My areas of interest are control, estimation, and optimization, with applications to energy systems in transportation, automotive, and marine domains. My group develops model-based and data-driven tools to explore underlying system dynamics and understand the operational environments. We develop computational frameworks and numerical algorithms to achieve real-time optimization and explore connectivity and data analytics to reduce uncertainties and improve performance through predictive control and planning.
My research focuses on understanding, designing, and evaluating learning technologies and environments that foster collaborative problem solving, spatial reasoning, engineering design thinking and agency. I am particularly interested in applying multimodal learning analytics in the context of co-located and/or virtually distributed teams in clinical simulations. I strive to utilize evidence in education science, simulation-based training and learning analytics to understand how people become expert health professionals, how they can better work in teams and how we can support these processes to foster health care delivery and health outcomes.
I am an assistant professor in Department of Industrial and Manufacturing Systems Engineering (IMSE) at the University of Michigan-Dearborn. Prior to joining UM-Dearborn, I was a research assistant professor and postdoctoral research scholar at Vanderbilt University. My research areas of interest are uncertainty quantification, Bayesian data analytics, big data analytics, machine learning, optimization under uncertainty, and applications of data analytics and machine learning in aerospace, mechanical and manufacturing systems, and material science. The goal of my research is to develop novel computational methods to design sustainable and reliable engineering systems by leveraging the rich information contained in the high-fidelity computational simulation models, experimental data, and big operational data and historical data.
Jeffrey Regier received a PhD in statistics from UC Berkeley (2016) and joined the University of Michigan as an assistant professor. His research interests include graphical models, Bayesian inference, high-performance computing, deep learning, astronomy, and genomics.
Current research includes a project funded by Toyota that uses Markov Models and Machine Learning to predict heart arrhythmia, an NSF-funded project to detect Acute Respiratory Distress Syndrome (ARDS) from x-ray images and projects using tensor analysis on health care data (funded by the Department of Defense and National Science Foundation).
The focus of Dr. Najarian’s research is on the design of signal/image processing and machine learning methods to create computer-assisted clinical decision support systems that improve patient care and reduce the costs of healthcare. Dr. Najarian’s lab also designs sensors to collect and analyze physiological signals and images. In particular, Dr. Najarian’s research focuses on creating decision support systems to manage traumatic brain injuries, traumatic pelvic/abdominal injuries and hypovolemia. Dr. Najarian’s research has been funded by agencies such as National Science Foundation and Department of Defense. He serves as the Editor-in-Chief of Biomedical Engineering and Computational Biology and the Associate Editor of two other journals in the field of biomedical informatics. He is also a member of the editorial board of many other journals and serves as the guest editor of special issues for several journals.
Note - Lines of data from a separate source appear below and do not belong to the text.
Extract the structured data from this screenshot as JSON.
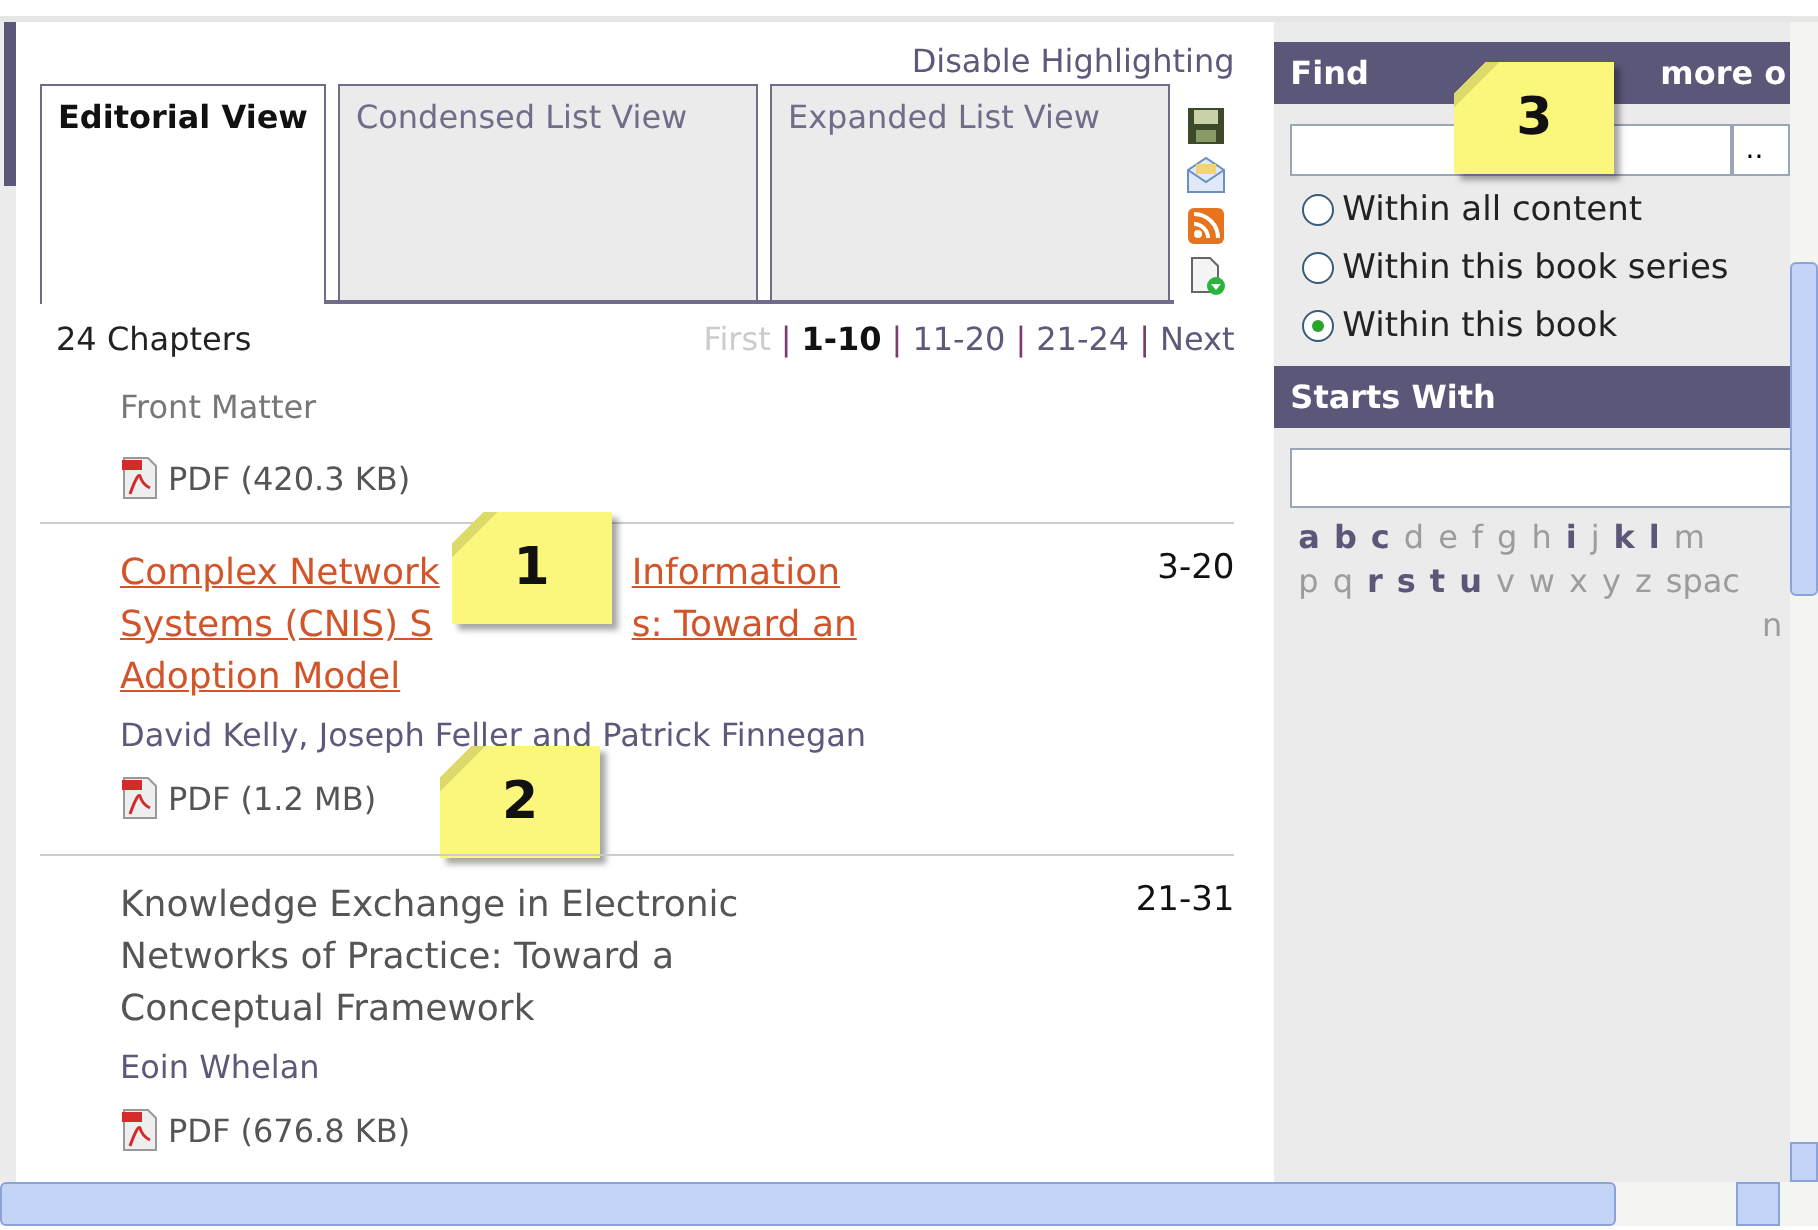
{
  "toolbar": {
    "highlight_link": "Disable Highlighting"
  },
  "tabs": [
    {
      "label": "Editorial View",
      "selected": true
    },
    {
      "label": "Condensed List View",
      "selected": false
    },
    {
      "label": "Expanded List View",
      "selected": false
    }
  ],
  "chapter_count": "24 Chapters",
  "pager": [
    {
      "kind": "link",
      "label": "First",
      "disabled": true,
      "selected": false
    },
    {
      "kind": "separator",
      "label": "|"
    },
    {
      "kind": "link",
      "label": "1-10",
      "disabled": false,
      "selected": true
    },
    {
      "kind": "separator",
      "label": "|"
    },
    {
      "kind": "link",
      "label": "11-20",
      "disabled": false,
      "selected": false
    },
    {
      "kind": "separator",
      "label": "|"
    },
    {
      "kind": "link",
      "label": "21-24",
      "disabled": false,
      "selected": false
    },
    {
      "kind": "separator",
      "label": "|"
    },
    {
      "kind": "link",
      "label": "Next",
      "disabled": false,
      "selected": false
    }
  ],
  "chapters": [
    {
      "kind": "front",
      "title_lines": [
        [
          "Front Matter"
        ]
      ],
      "pdf": "PDF (420.3 KB)"
    },
    {
      "kind": "chapter",
      "active": true,
      "title_lines": [
        [
          "Complex Network",
          "Information"
        ],
        [
          "Systems (CNIS) S",
          "s: Toward an"
        ],
        [
          "Adoption Model"
        ]
      ],
      "pages": "3-20",
      "authors": "David Kelly, Joseph Feller and Patrick Finnegan",
      "pdf": "PDF (1.2 MB)",
      "title_callout": "1",
      "pdf_callout": "2"
    },
    {
      "kind": "chapter",
      "active": false,
      "title_lines": [
        [
          "Knowledge Exchange in Electronic"
        ],
        [
          "Networks of Practice: Toward a"
        ],
        [
          "Conceptual Framework"
        ]
      ],
      "pages": "21-31",
      "authors": "Eoin Whelan",
      "pdf": "PDF (676.8 KB)"
    }
  ],
  "find": {
    "title": "Find",
    "more": "more o",
    "button": "..",
    "callout": "3",
    "options": [
      {
        "label": "Within all content",
        "selected": false
      },
      {
        "label": "Within this book series",
        "selected": false
      },
      {
        "label": "Within this book",
        "selected": true
      }
    ]
  },
  "starts_with": {
    "title": "Starts With",
    "letter_rows": [
      [
        {
          "text": "a",
          "disabled": false
        },
        {
          "text": "b",
          "disabled": false
        },
        {
          "text": "c",
          "disabled": false
        },
        {
          "text": "d",
          "disabled": true
        },
        {
          "text": "e",
          "disabled": true
        },
        {
          "text": "f",
          "disabled": true
        },
        {
          "text": "g",
          "disabled": true
        },
        {
          "text": "h",
          "disabled": true
        },
        {
          "text": "i",
          "disabled": false
        },
        {
          "text": "j",
          "disabled": true
        },
        {
          "text": "k",
          "disabled": false
        },
        {
          "text": "l",
          "disabled": false
        },
        {
          "text": "m",
          "disabled": true
        }
      ],
      [
        {
          "text": "p",
          "disabled": true
        },
        {
          "text": "q",
          "disabled": true
        },
        {
          "text": "r",
          "disabled": false
        },
        {
          "text": "s",
          "disabled": false
        },
        {
          "text": "t",
          "disabled": false
        },
        {
          "text": "u",
          "disabled": false
        },
        {
          "text": "v",
          "disabled": true
        },
        {
          "text": "w",
          "disabled": true
        },
        {
          "text": "x",
          "disabled": true
        },
        {
          "text": "y",
          "disabled": true
        },
        {
          "text": "z",
          "disabled": true
        },
        {
          "text": "spac",
          "disabled": true
        }
      ],
      [
        {
          "text": "n",
          "disabled": true
        }
      ]
    ]
  }
}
My research broadly focuses on developing data analytics and decision-making methodologies specifically tailored for Internet of Things (IoT) enabled smart and connected products/systems. I envision that most (if not all) engineering systems will eventually become connected systems in the future. Therefore, my key focus is on developing next-generation data analytics, machine learning, individualized informatics and graphical and network modeling tools to truly realize the competitive advantages that are promised by smart and connected products/systems.
Srijan Sen, MD, PhD, is the Frances and Kenneth Eisenberg Professor of Depression and Neurosciences. Dr. Sen’s research focuses on the interactions between genes and the environment and their effect on stress, anxiety, and depression. He also has a particular interest in medical education, and leads a large multi-institution study that uses medical internship as a model of stress.
Kathleen M Bergen, PhD, is Associate Research Scientist in the School for Environment and Sustainability at the University of Michigan, Ann Arbor. Dr. Bergen currently has interim administrative oversight of the SEAS Environmental Spatial Analysis Laboratory (ESALab) and is interim Director of the campus-wide Graduate Certificate Program in Spatial Analysis.
Prof. Bergen works in the areas of human dimensions of environmental change; remote sensing, GIS and biodiversity informatics; and environmental health and informatics. Her focus is on combining field and geospatial data and methods to study the pattern and process of ecological systems, biodiversity and health. She also strives to build bridges between science and social science to understand the implications of human actions on the social and natural systems of which we are a part. She teaches courses in Remote Sensing and Geographic Information Systems. Formerly she served as a founding member of the UM LIbrary’s MIRLYN implementation team, directed the University Map Collection, and set up the M-Link reference information network.